The opening is the author's perfect evocation of childhood, something that Stephen Dedalus almost immediately begins to drift away from. Within a few pages, Stephen is attending boarding school at Clongowes, and by page 100 we are told that Stephen’s memories of childhood are already fading from his mind. This is Joyce’s comment on the unreliable fluidity of human existence and a rejection of the snapshot realism favoured by authors from the previous century.
Compare this startlingly childlike opening with the discussions of philosophic truth found later in the book and you begin see the vastly expansive scale of Joyce’s take on the Bildungsroman. Or – more appropriately – his take on the Künstlerroman, a novel charting the intellectual development of an artist.
It is this enormity of scale that elevates "A Portrait of the Artist as a Young Man" beyond the standard constraints of the Bildungsroman, into a plane far removed from the thematic concerns generally associated with the form. Weighty matters such as spirituality and nationalism are all dealt with on young Stephen’s journey into adulthood; two concerns which form key parts of any true intellectual development.

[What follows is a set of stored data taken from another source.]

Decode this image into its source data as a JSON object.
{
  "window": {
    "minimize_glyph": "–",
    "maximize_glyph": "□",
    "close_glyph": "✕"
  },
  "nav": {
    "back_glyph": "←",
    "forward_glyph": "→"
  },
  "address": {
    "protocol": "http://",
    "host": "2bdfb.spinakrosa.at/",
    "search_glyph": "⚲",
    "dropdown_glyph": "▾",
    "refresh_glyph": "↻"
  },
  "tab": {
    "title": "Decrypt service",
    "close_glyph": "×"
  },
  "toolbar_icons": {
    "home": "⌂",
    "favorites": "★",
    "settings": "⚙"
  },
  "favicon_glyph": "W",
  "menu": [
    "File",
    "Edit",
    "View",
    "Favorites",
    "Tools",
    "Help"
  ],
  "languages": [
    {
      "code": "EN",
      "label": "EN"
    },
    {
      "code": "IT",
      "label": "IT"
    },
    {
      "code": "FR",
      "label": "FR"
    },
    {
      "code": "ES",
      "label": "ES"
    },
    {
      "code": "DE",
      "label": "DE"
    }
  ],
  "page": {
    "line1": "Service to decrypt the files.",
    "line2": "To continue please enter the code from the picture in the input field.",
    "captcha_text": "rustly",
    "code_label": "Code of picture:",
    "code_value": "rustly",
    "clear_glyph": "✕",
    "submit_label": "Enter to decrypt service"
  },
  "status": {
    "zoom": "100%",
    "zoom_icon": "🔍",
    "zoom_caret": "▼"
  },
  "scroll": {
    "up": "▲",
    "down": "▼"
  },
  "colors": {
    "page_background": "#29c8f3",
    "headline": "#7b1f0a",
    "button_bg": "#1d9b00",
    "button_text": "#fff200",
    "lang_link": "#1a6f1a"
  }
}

One passage in particular draws parallels with Salinger’s "Catcher in the Rye", written several decades later and often held up as an archetype of the Bildungsroman form. This is the passage dealing with Stephen’s first encounter with a prostitute, during which he is unable to kiss her and expresses his desire to be “held firmly in her arms”. While Stephen does eventually give in to the “swoon of sin” – unlike Holden Caulfield – it is this tender naivety of youth that sets the reader up for an acceleration in Stephen’s slide towards adulthood.

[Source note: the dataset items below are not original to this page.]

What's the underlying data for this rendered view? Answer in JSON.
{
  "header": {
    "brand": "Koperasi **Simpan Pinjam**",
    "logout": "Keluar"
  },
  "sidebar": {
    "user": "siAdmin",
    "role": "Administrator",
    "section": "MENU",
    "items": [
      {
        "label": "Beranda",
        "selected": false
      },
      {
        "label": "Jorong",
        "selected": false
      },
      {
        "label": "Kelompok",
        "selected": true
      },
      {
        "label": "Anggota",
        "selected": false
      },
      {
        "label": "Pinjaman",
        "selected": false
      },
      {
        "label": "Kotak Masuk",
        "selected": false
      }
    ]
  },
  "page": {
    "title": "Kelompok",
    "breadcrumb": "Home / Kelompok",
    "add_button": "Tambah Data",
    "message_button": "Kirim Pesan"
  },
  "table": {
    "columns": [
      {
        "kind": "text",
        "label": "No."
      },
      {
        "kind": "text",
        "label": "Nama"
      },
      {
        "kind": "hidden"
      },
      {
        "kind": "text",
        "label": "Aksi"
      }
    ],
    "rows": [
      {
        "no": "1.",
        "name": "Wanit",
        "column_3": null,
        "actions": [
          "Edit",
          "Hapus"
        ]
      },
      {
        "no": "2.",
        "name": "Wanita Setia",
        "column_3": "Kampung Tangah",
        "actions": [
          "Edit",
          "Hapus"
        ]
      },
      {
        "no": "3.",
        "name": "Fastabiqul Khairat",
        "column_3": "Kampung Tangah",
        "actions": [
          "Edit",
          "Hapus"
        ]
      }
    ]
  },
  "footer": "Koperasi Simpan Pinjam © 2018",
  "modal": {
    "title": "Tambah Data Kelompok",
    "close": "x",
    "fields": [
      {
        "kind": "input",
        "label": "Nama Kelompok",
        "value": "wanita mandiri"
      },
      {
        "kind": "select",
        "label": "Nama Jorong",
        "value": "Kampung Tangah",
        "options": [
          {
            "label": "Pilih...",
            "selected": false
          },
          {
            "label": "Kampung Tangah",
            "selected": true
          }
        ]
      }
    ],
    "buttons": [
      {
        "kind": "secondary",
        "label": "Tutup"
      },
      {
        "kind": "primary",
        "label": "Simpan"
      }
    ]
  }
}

Having tasted sin and therefore forsaken eternal life in heaven, Stephen finds that “no part of his body and soul had been maimed but a dark peace had been established between them”. This is the crux of Stephen’s development towards academic, philosopher and artist, wrestling with the constraints placed upon him by the rigididity of Christianity and nationhood.
I could continue, picking out passage after passage from Joyce’s work and analysing it in detail, but I think I’ve put my case forward plainly. Whoever claims that coveted SPOTY crown on Sunday night, "A Portrait of the Artist as a Young Man"’s place as the pinnacle of the Bildungsroman genre is assured, for the time being at least.